Feb 1 (Reuters) – Oracle expects to raise $45 billion to $50 billion in 2026 to build additional capacity for ​its cloud infrastructure, the software company said on Sunday.

The ‌company, chaired by billionaire Larry Ellison, said it plans to achieve its funding ‌objectives using a combination of debt and equity financing.

“Oracle is raising money in order to build additional capacity to meet the contracted demand from our largest Oracle Cloud Infrastructure customers, ⁠including AMD, Meta, NVIDIA, ‌OpenAI, TikTok, xAI and others”, the company said in a statement.
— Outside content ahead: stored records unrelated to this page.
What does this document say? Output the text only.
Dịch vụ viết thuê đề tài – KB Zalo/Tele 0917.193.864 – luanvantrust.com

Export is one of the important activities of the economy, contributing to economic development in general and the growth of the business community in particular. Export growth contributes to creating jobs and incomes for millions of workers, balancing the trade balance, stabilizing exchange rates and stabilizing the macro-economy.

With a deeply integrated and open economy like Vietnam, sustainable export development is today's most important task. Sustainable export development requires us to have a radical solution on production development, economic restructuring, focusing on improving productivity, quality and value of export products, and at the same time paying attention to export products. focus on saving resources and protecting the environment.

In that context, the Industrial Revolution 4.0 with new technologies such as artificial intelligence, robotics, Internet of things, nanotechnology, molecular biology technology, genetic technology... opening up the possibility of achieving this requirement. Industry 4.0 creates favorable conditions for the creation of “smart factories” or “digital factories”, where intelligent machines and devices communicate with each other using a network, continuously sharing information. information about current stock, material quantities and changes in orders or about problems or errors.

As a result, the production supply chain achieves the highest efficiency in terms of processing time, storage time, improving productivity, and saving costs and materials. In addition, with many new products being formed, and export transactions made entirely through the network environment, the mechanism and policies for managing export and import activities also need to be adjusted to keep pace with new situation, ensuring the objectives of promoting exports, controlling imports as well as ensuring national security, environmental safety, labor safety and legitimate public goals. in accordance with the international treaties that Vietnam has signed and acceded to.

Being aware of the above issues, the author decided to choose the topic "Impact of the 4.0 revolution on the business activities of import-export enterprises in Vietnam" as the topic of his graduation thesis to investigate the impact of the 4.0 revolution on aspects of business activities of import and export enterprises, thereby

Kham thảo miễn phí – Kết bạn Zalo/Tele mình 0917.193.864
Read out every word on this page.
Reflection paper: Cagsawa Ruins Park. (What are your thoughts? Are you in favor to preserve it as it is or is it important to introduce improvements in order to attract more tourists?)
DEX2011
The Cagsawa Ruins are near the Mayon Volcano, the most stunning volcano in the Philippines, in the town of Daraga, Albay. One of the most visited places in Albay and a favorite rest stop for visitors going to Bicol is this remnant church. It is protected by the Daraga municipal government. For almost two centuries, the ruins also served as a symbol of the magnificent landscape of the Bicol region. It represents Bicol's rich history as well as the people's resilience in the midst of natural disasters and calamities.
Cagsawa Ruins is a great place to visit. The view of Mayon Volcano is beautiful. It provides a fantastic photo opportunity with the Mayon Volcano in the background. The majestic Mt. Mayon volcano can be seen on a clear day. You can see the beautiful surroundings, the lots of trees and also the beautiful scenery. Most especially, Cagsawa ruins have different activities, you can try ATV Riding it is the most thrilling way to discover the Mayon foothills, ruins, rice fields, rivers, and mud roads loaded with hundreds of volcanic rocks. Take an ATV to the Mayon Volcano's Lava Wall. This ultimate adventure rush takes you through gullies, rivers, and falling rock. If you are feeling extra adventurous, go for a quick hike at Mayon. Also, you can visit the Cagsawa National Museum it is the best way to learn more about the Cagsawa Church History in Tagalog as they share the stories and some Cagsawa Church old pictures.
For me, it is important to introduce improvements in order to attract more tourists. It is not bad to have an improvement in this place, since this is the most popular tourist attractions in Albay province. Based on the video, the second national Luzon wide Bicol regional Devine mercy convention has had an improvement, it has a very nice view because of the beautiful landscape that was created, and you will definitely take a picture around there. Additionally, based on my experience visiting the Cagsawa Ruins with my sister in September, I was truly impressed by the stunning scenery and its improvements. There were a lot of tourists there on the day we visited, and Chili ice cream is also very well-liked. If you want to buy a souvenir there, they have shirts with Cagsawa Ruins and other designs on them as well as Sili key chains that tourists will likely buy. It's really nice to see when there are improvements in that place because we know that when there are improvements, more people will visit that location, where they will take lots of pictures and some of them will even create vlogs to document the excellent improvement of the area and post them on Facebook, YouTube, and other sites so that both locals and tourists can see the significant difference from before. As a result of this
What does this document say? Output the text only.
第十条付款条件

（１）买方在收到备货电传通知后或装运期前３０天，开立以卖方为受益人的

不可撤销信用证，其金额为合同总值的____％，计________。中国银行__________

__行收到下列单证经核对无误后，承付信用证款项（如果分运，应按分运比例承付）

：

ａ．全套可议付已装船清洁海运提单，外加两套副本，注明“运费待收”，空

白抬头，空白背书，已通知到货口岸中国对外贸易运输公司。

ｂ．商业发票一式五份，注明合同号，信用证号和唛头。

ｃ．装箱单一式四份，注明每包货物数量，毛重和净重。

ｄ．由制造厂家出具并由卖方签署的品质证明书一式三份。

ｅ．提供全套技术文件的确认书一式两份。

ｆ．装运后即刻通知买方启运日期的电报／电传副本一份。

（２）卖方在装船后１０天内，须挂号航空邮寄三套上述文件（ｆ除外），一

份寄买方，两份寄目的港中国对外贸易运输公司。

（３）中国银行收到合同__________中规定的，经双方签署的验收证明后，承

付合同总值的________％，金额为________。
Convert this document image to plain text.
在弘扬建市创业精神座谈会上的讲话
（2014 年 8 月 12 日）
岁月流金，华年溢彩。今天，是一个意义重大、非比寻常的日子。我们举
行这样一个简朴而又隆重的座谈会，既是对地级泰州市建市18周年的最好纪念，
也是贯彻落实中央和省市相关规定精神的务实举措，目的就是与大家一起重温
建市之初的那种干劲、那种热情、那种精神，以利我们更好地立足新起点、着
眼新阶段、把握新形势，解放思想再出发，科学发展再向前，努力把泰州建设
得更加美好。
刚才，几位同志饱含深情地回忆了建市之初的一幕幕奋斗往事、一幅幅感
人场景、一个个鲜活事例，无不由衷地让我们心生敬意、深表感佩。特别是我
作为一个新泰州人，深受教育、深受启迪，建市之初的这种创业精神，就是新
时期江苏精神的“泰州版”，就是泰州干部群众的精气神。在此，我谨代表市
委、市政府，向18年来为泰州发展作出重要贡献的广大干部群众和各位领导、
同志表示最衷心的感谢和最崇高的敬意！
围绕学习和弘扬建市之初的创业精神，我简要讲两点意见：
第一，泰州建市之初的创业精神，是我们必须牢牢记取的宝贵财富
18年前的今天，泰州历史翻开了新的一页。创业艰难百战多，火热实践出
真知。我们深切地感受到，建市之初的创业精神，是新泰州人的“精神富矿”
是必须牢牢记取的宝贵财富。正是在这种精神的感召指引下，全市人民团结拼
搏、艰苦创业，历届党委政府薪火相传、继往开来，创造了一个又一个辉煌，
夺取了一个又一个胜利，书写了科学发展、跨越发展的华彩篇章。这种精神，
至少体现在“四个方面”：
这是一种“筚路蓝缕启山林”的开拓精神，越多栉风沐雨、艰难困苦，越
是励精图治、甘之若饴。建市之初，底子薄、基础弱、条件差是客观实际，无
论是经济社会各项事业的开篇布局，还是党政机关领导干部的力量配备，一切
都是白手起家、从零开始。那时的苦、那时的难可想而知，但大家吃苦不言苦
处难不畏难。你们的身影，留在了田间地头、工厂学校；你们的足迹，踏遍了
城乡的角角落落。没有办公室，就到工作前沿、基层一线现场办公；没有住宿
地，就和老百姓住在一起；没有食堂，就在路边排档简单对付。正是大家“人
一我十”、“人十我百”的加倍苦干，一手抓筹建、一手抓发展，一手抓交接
Oracle plans to raise around ‍half of the funding through a combination of equity-linked and common equity issuances, including mandatory convertible preferred securities and a new at-the-market ​equity program of up to $20 billion.

The software group plans to ‌raise the other half of its funding by issuing senior unsecured bonds early in 2026.

Investors have scrutinized Oracle’s AI infrastructure build-out in recent weeks as its debt climbs and its fortunes become increasingly tied to OpenAI, which is not ⁠profitable and has not detailed how ​it would finance its infrastructure plans.

Oracle ​was sued earlier this month by bondholders who say they suffered losses because the company concealed ‍its need to ⁠sell significant additional debt to build out its artificial intelligence infrastructure.

The cost of insuring Oracle’s debt against default ⁠surged in December last year to its highest in at least five ‌years.